Presiding Justice of the First Judicial Department
- In office 2017–2023
- Appointed by: Andrew Cuomo
- Preceded by: Luis Gonzalez
- Succeeded by: Dianne Renwick

Associate Justice of the First Judicial Department
- In office 2008–2017
- Appointed by: Eliot Spitzer

Justice on the New York Supreme Court, 1st Judicial District
- Incumbent
- Assumed office January 1, 2003

Judge on the New York City Civil Court
- In office 1997–2002

Personal details
- Born: Santo Domingo, Dominican Republic
- Spouse: Vasthi Reyes-Acosta
- Children: 2
- Education: Columbia University Columbia Law School

= Rolando Acosta =

American judge

Rolando Acosta is an American lawyer who was the presiding justice of the New York Appellate Division of the Supreme Court, First Judicial Department, from 2017 to 2023.

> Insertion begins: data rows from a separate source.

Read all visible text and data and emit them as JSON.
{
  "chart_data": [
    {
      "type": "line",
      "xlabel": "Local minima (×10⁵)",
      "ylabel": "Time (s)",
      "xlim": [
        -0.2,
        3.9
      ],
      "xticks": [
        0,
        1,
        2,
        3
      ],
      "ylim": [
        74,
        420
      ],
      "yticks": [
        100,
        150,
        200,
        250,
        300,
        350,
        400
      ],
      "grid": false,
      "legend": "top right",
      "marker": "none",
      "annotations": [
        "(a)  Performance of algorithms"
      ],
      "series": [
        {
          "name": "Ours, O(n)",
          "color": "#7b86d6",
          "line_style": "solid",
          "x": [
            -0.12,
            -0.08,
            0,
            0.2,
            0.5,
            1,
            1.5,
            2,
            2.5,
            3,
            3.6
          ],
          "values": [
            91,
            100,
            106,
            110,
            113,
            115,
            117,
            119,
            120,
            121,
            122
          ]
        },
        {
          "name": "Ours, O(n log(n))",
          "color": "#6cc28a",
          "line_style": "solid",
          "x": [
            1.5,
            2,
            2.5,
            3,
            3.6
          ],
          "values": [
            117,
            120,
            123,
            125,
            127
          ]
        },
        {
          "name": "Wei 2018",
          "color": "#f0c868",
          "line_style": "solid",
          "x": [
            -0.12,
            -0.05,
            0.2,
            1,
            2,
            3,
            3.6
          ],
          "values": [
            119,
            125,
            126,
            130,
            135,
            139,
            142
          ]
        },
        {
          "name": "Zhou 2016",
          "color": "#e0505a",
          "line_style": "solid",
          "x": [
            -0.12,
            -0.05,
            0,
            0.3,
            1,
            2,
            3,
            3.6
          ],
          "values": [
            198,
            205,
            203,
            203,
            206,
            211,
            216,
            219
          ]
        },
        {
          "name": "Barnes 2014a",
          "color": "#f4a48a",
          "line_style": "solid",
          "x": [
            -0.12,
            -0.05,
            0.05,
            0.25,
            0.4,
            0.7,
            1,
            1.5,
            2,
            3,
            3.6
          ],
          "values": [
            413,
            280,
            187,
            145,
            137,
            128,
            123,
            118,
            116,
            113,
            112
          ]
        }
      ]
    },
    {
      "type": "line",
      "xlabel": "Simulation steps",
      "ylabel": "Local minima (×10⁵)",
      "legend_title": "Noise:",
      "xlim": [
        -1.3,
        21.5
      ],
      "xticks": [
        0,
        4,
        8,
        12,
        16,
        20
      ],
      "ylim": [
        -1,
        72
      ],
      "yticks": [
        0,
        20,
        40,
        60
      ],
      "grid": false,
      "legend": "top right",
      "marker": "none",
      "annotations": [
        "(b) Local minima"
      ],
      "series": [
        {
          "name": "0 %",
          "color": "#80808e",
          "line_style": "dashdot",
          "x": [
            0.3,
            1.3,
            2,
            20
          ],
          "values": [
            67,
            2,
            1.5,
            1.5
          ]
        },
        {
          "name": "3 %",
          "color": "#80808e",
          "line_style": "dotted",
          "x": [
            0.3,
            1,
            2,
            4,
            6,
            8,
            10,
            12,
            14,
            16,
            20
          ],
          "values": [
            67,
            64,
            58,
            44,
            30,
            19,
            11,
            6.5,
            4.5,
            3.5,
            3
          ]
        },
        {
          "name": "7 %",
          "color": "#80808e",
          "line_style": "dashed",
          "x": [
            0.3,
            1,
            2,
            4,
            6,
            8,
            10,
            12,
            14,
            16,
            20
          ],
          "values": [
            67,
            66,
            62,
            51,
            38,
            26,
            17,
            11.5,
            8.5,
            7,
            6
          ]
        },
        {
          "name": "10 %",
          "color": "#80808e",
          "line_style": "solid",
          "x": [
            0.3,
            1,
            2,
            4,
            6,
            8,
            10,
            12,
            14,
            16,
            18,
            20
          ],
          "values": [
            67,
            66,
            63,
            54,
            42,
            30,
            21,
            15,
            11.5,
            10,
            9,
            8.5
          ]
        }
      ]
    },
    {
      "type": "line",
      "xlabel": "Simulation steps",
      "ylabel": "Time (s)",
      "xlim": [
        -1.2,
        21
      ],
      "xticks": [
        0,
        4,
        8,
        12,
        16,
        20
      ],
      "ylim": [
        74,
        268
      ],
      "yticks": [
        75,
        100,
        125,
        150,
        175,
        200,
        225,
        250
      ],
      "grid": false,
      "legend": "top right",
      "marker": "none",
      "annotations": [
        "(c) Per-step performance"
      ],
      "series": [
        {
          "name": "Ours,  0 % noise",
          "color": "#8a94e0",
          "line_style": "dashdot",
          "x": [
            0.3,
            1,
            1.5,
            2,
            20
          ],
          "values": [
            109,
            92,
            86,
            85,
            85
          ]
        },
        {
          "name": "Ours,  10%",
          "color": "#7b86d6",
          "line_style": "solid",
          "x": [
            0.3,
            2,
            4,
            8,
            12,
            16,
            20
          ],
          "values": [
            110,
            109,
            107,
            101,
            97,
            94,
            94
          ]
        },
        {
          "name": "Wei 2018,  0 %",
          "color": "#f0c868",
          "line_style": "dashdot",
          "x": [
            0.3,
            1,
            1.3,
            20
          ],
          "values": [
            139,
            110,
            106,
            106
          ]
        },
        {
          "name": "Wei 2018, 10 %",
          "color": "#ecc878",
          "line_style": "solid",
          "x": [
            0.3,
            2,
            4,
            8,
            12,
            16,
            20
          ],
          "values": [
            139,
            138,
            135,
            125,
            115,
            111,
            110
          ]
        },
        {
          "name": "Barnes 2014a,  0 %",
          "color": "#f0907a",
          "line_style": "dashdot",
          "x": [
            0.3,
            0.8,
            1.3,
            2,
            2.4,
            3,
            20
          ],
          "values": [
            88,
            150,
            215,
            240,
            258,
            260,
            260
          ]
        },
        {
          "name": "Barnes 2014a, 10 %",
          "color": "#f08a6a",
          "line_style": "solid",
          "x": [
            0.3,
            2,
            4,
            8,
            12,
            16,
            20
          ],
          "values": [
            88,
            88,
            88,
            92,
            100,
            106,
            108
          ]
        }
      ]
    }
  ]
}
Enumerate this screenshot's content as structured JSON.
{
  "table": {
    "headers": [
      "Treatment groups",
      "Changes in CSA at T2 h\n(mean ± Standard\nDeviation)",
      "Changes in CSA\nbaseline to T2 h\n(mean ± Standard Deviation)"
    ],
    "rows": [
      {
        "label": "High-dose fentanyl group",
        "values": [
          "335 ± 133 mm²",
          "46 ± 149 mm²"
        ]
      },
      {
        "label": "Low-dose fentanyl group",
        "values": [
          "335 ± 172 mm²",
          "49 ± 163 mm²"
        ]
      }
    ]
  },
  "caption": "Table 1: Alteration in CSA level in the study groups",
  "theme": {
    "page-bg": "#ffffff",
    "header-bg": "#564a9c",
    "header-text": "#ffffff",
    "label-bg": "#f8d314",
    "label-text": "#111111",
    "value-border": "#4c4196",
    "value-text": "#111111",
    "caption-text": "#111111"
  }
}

==Early life and education==
Rolando Acosta was born and raised in Santo Domingo, Dominican Republic. When he turned 14, Acosta moved to New York City and attended DeWitt Clinton High School. There, he learned English as a second language, eventually graduating number 4 in his class of 1000 in 1975. Acosta refused the offer of Harvard, Princeton, and most other Ivies in favor of Columbia University. He graduated Columbia University in 1979 with a degree in Political Science. While at Columbia, he was the starting pitcher for Lions varsity baseball team. He was on the First Team, All Ivy League, three times and was Pitcher of the Year twice. He still holds Columbia's season and career wins records and was inducted to the Columbia University Athletic Hall of Fame in October 2008. After graduation Acosta considered going into professional baseball. However, under the advisement of his then girlfriend, author Vasthi Reyes-Acosta, he chose to attend Columbia Law School and graduated in 1982. Acosta was the recipient of the Medal for Excellence and the Wien Prize for Social Responsibility from Columbia University.

==Legal career==
Before becoming a judge, Acosta worked with the Legal Aid Society, where he was the attorney in charge of the civil trial office between 1994 and 1995, as well as the director of government and community relations. He subsequently served on the New York City Civil Court from 1997 to 2002. He was a New York Supreme Court Justice, 1st Judicial District, from 2002 to 2008 and was designated a justice for the appellate division, First Judicial Department, in 2008 by Governor Eliot Spitzer. He was appointed a member of the New York State Commission on Judicial Conduct in 2010. On May 22, 2017, Governor Andrew Cuomo promoted Acosta to fill the First Department's presiding justice role.